Formulation of the Claim

Linguistic-semiotic analysis reveals the unthought in religious discourse.

Explanation

Arkoun sees this analysis as operating on the structures that govern religious reception, not on the apparent meaning alone. It aims to show what the Qur’an excludes and keeps outside the field of thought.

This means that reading does not merely follow words or rulings, but turns toward the linguistic, narrative, and intellectual mechanisms that shape what can and cannot be said within the religious system. In this sense, the “unthought” becomes part of the very object of analysis.

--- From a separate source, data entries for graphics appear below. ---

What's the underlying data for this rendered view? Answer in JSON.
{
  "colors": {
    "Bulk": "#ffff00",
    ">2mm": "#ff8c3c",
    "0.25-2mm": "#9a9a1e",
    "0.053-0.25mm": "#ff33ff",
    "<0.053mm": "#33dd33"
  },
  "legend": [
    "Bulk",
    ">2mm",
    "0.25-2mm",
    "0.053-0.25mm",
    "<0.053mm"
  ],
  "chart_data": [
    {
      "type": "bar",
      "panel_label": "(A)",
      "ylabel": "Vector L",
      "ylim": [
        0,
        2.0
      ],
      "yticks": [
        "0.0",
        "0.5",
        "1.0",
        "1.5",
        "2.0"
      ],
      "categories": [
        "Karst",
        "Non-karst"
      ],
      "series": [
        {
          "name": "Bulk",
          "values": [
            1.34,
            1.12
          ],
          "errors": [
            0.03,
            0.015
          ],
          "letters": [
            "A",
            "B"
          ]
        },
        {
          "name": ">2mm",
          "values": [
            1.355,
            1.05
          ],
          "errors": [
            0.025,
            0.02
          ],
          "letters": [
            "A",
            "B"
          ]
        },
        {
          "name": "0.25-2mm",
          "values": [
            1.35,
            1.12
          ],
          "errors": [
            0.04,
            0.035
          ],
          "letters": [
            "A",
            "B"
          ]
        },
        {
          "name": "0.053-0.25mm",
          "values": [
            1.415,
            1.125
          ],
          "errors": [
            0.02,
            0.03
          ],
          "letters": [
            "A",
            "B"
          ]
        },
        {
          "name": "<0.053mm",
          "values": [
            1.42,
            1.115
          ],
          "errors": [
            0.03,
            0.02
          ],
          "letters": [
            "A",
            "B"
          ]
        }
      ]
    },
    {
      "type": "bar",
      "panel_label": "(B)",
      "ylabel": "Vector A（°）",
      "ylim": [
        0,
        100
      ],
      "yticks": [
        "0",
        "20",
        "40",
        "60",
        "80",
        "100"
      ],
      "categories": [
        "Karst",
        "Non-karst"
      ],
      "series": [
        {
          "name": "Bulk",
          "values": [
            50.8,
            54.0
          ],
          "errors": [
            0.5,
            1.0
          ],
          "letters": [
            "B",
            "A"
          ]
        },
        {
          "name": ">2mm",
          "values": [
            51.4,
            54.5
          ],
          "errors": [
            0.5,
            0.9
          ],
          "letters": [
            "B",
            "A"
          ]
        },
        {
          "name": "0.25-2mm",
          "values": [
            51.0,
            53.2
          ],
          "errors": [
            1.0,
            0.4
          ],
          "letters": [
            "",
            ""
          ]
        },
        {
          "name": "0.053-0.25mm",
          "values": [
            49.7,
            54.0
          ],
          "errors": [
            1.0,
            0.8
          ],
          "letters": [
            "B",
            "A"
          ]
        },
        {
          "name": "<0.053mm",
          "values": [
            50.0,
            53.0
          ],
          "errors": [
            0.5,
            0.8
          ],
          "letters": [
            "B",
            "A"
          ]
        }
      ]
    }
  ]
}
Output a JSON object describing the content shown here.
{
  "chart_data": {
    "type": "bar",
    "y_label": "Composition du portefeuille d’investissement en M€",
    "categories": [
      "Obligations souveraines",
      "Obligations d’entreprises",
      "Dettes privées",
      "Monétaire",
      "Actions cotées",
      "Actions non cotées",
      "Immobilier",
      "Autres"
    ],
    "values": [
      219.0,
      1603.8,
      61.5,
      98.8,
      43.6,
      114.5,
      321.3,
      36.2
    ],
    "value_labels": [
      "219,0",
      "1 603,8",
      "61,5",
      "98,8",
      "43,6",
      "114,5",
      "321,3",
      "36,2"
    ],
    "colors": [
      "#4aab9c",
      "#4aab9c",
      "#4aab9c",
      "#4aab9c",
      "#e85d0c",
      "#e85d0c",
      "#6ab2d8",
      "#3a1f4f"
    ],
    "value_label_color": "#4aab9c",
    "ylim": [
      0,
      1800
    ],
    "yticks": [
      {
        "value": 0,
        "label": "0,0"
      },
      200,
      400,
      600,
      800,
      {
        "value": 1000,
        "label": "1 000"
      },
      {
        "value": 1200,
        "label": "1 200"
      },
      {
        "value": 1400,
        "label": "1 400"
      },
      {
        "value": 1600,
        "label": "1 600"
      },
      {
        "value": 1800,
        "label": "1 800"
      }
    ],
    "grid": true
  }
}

Its Place in the Book’s Argument

This atom appears within Arkoun’s effort to broaden the tools used to read foundational texts, and to move from interpretation that confirms meaning to analysis that reveals the conditions of its production and its limits. It converges with his related theses on criticizing traditional reading and on the need to question what has remained beyond scrutiny because of inherited dominance over understanding.

Limits of the Claim

This atom does not mean that linguistic-semiotic analysis reduces religion to language alone, nor that it delivers a final judgment on the text or on religious history. Nor should it be taken as a call to abolish meaning, but rather to uncover what discursive construction obscures.

Brief Evidence

Arkoun sees linguistic-semiotic analysis as operating on the structures that govern religious reception, not on the apparent meaning alone. It aims to show what the text excludes and keeps outside the field of thought. In this way, it reveals the unthought in religious discourse.